The introduction to the band’s eighth studio album comes in the shape of the orientally-themed instrumental “Road Salt Theme” and it is not long before the combination of a haunting guitar riff and Fredrik Hermansson’ s sensational mellotron melodies in “Softly She Cries” convince you that you are in the presence of a great album. Daniel Gildenlow’s musical genius is once again audible in the four minute “Conditioned” – a composition where groovy riffs magically combine with American twanging guitar melodies in its short refrain. No other song is simpler in its structure than the acoustic guitar opus “Healing Now” but also no other immediately qualifies as a “classic”, unlike the song in question. Daniel’s truly heartfelt vocals will almost certainly invade your emotional defences and will infiltrate your inner thoughts and feelings, leaving you feeling pleasantly ‘exposed’ in the process. The upbeat melodies of “To The Shoreline” will bring back some normality while the heavy & darker riffs of “Eleven”, another highlight of the album, will prove that you can still head-bang to a Pain Of Salvation tune.

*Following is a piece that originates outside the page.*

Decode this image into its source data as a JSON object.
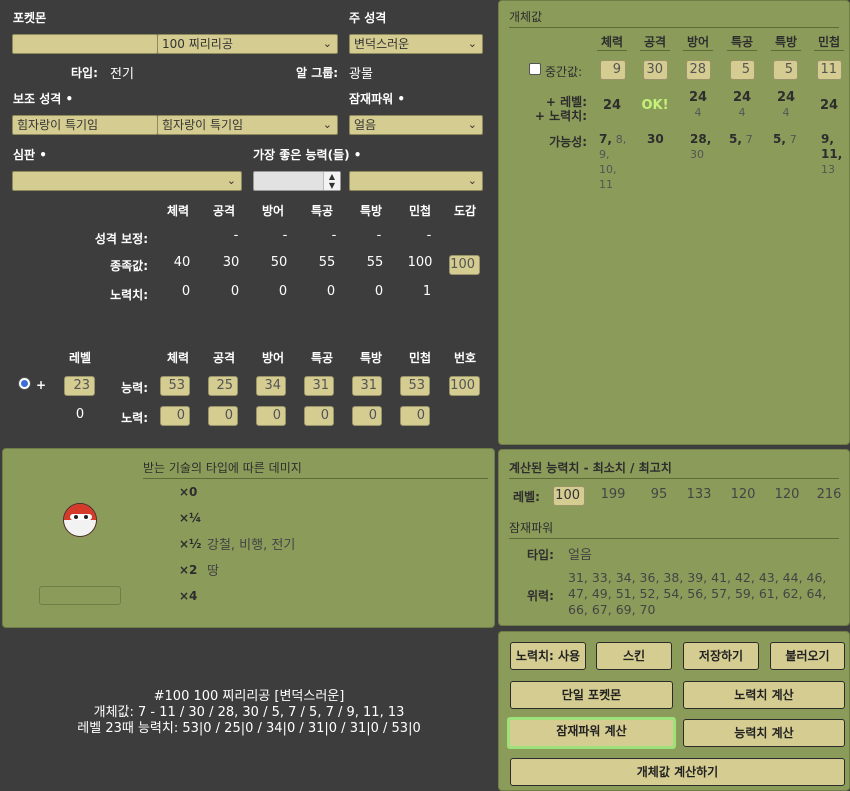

“1979” comes across as a very personal track and its simple melodies are based on Daniel’s emotional vocals and Fredrik’s beautiful piano tunes, both supported by a much fitting orchestral theme. The dark repetitive sounds of “The Deeper Cut” may lead to a few comparisons with the band’s compatriots Opeth, while “Mortar Grind” starts as a 70s infused slow atmospheric theme and ends with Daniel presenting us with some of the most aggressive vocals of his career. More beautiful melodies are provided through the soft and touching themes of “Through The Distance” while the eight and a half minute “The Physics Of Gridlock” finds the band in a truly experimental mood, mixing harmonic groovy guitar themes with haunting keyboard tunes and ends with a long, almost ‘cowboy western’ style, narration in…French! The closing theme of the album is the three and a half minute “End Credits” – another clever instrumental piece whose orchestral arrangements combine elements from most of the compositions that preceded it, thus further enhancing the album’s musical unity.
Looking back at the band’s musical journey since its early inception back in 1991 (1984, if you take into consideration their earlier incarnation as “Reality”), one is left totally amazed by how far these guys have evolved as musicians. It may be true that demanding time signatures are no longer part of the picture, but the band has more than compensated us with an abundance of diverse elements which, on paper, should not be working well together but which, in reality, gel perfectly and not only preserve, but further enhance the unique character and personality of this band. Had it not been for the Arch/Matheos band releasing the amazing “Sympathetic Resonance” almost simultaneously, I would say that “Road Salt Two” would be the main contender for my ‘album of the year’ list – as things stand, it will be a long and hard battle! Simply put: this is one of the absolute highlights of the band’s career and an album that fans of good quality music simply have to have!